According to VA statutes, if they are letting unlicensed techs place catheters and administer and monitor anesthesia, they are breaking the law. If you look at 150-4 from
here, there was specifically a question about cystocentesis being performed by LVT's given that they are trained to do so in tech school. While the answer is yes, this implies to me that this would NOT fall under the list of acceptable duties for someone with NO formal training or licensure (as it should be, IMO, given that sticking a needle into an animal's abdomen has the potential to do a lot of damage). In fact, if you look at the history I posted above, it is only within the last 10 years that assistants could even give non-scheduled drugs legally under the supervision of a vet. In the 1990's, I couldn't have even had my current job.
A. The Virginia Board of Veterinary Medicine adopted a motion which states that a properly licensed veterinarian may cause drugs, excluding Schedule II through V, to be administered (including via injection) by a properly trained assistant under the veterinarian's direction and supervision.

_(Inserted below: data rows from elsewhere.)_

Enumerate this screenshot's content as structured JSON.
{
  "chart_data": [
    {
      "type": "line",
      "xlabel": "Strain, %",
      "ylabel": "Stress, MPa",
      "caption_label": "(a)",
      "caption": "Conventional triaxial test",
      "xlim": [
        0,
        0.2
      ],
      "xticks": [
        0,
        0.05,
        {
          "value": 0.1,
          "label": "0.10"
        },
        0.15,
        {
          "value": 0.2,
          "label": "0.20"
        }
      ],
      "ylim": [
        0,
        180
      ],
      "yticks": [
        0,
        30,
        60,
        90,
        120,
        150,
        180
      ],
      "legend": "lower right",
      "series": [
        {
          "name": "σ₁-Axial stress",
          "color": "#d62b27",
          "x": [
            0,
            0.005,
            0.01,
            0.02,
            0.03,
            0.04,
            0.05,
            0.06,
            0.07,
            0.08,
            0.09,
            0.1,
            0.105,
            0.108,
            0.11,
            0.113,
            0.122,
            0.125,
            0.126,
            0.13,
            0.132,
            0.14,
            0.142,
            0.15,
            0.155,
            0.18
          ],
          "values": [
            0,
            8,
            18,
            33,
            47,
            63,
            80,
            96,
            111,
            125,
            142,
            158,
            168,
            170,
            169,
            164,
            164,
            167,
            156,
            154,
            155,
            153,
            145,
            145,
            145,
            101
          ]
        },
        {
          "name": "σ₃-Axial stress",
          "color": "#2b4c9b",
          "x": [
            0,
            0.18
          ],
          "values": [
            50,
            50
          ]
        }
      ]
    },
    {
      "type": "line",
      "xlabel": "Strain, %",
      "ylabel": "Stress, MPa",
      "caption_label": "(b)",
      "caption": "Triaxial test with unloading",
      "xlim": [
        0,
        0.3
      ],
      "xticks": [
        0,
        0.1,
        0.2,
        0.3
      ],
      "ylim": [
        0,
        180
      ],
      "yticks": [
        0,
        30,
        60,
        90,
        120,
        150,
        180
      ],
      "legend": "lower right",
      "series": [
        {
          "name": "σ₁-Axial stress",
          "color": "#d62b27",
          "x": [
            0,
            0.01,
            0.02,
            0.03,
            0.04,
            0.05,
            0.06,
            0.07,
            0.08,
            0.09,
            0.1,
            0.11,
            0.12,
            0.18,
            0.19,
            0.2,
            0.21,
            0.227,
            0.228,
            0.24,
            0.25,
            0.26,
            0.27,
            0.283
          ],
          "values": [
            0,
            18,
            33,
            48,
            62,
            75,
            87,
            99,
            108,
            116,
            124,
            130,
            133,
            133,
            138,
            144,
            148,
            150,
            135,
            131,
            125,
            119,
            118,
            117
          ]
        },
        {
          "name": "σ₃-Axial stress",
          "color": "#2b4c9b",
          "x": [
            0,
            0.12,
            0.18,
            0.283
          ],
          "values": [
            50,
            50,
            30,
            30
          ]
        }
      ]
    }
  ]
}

BTW, besides my current job in LA, I shadowed a friend at a SA hospital in NoVA. Everything at this large 24/7 practice was run very much by-the-book from what I could see, and most of the nursing was done by LVT's. Unlicensed assistants were there mostly to walk dogs, restrain animals, sit with patients during recovery from anesthesia, etc. Compare this to another large practice in MD where I informally shadowed a vet I knew from LA -- they had mostly unlicensed techs who put in catheters, etc. As I said above, there are certainly practices which deviate in either direction regarding what unlicensed techs are allowed to do, but if you look at the actual laws and interpretation by the Board of Veterinary Medicine, VA is a relatively restrictive state.

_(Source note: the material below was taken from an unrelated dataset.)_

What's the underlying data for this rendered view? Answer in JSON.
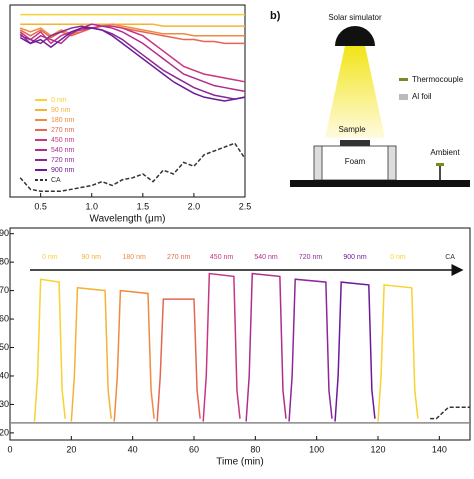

Quantized, MD law says nothing about unlicensed techs administering scheduled drugs, so I assume that it is OK as long as they are doing so under the supervision of a vet with a DEA number and everything is recorded. I don't know for sure, though.
At my job in VA (at a teaching hospital, so, being state funded in part, presumably they are up on state regulations), unlicensed techs may administer diazepam and butorphanol. Diazepam is kept in a lockbox where we can access it in case of a seizure, but butorphanol and all other scheduled substances are kept where only doctors and anesthesia techs can access them unless a horse is on it regularly, in which case they put it in our lockbox. A licensed tech or vet must administer morphine, ketamine, Beuthanasia, etc.